Condizione di inferiorità psichica o fisica procurata dall’assunzione di alcolici o stupefacenti: rileva a prescindere dalla volontarietà o meno della assunzione (di Riccardo Radi)

In tema di violenza sessuale tra le “condizioni di inferiorità psichica o fisica“, previste dall’art. 609-bis, comma 2, n. 1, c.p., rientrano anche quelle conseguenti alla volontaria assunzione di alcolici o di stupefacenti, in quanto anche in tali casi la situazione di menomazione della vittima, a prescindere da chi l’abbia provocata, può essere strumentalizzata per il soddisfacimento degli impulsi sessuali dell’agente.  (Cass. Pen., sez. III, sent. 23 marzo – 11 maggio 2022, n. 18522).

La Corte di merito ha ritenuto sussistente l’aggravante evidenziando, quali elementi di fatto che avevano favorito l’azione degli aggressori, l’ora notturna e il luogo isolato, alla luce della condizione di alterazione psichica della ragazza determinata dalla volontaria assunzione di bevande alcoliche. E’ vero che lo stato di alterazione alcolica della persona offesa costituisce elemento costitutivo del contestato reato di violenza sessuale di gruppo.

Va ricordato, infatti, che la condotta tipica della violenza sessuale di gruppo è integrata, secondo la previsione legislativa contenuta nell’art. 609-octies, comma 1, dalla “partecipazione di più persone riunite ad atti di violenza sessuale di cui all’art. 609-bis“.
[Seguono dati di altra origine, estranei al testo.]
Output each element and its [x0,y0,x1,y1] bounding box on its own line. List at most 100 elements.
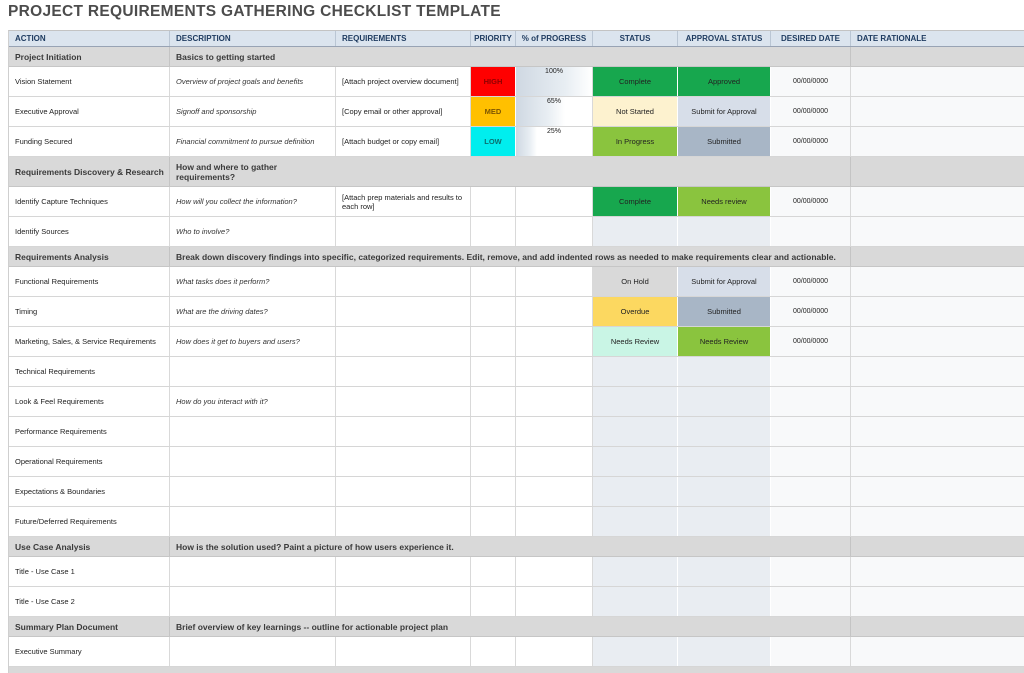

Secondo la consolidata giurisprudenza di legittimità (Sez. 3, 3 giugno 1999, n. 11541, Rv 215149; Sez. 3, n. 11560 del 11/03/2010, Rv. 246448 – 01) l’art. 609-octies c.p., nell’individuazione della condotta punibile, si riferisce espressamente a tutti gli atti di violenza sessuale di cui all’art. 609 bis c.p., e, quindi, non solo alle ipotesi previste dal comma 1, commesse mediante violenza o minaccia o abuso di autorità, ma anche alle ipotesi previste dal comma 2, di detta norma tra cui – ipotesi che qui rileva la violenza compiuta abusando delle condizioni di inferiorità fisica o psichica della persona offesa al momento del fatto.

E la situazione di approfittamento dell’assunzione di sostanze stupefacenti o alcoliche da parte della vittima, avvenuta per libera iniziativa della stessa, e comunque per causa non imputabile all’agente, è ritenuta idonea ad integrare il reato di violenza sessuale.

Infatti, secondo la consolidata giurisprudenza della cassazione, tra le “condizioni di inferiorità psichica o fisica“, previste dall’art. 609-bis c.p., comma 2, n. 1, rientrano anche quelle conseguenti alla volontaria assunzione di alcolici o di stupefacenti, in quanto anche in tali casi la situazione di menomazione della vittima, a prescindere da chi l’abbia provocata, può essere strumentalizzata per il soddisfacimento degli impulsi sessuali dell’agente (Sez. 3, n. 8981 del 05/12/2019, dep. 05/03/2020, Rv. 278401 – 01; Sez. 3, n. 16046 del 13/02/2018, Rv. 273056 – 01; Sez. 3, n. 45589 del 11/01/2017, Rv. 271017 – 01; Sez. 3, n. 39800 del 21/06/2016, Rv. 267757 – 01).

Non rileva, quindi, l’eventuale consenso prestato dalla vittima, giacché esso è viziato ab origine dalla condizione di menomazione della stessa, ma rileva la consapevolezza dell’agente della situazione di inferiorità psichica in cui versi la persona offesa e il fatto che, in ragione di tale situazione la medesima non possa esprimere un valido consenso in forza delle condizioni in cui si trovi, situazione che l’autore del fatto sfrutta per accedere alla sfera sessuale della vittima.

Lo stato di minorazione fisica o psichica della vittima, dunque, non può rilevare contemporaneamente come elemento costitutivo del reato e come circostanza aggravante dello stesso, in palese violazione del principio generale dettato dall’art. 61 c.p., comma 1, in tema di aggravanti comuni.

Nella specie, però, la circostanza aggravante in questione è stata contestata con riferimento al fatto che la vittima era stata trascinata in piena notte in luogo isolato e nascosto e la Corte di merito ha dato rilievo preponderante a tali circostanze di tempo e di luogo; è stato, infatti, accertato dai Giudici di merito che le condotte illecite venivano poste in essere in tempo di notte e in un’area della discoteca (locale caldaia) interdetta al pubblico e situata in un luogo appartato della struttura; tali circostanze, alla luce della condizione di alterazione psichica della ragazza (incapace di opporre resistenza agli aggressori e di chiedere aiuto), sono state ritenute elementi che avevano concretamente favorito e facilitato l’azione degli aggressori.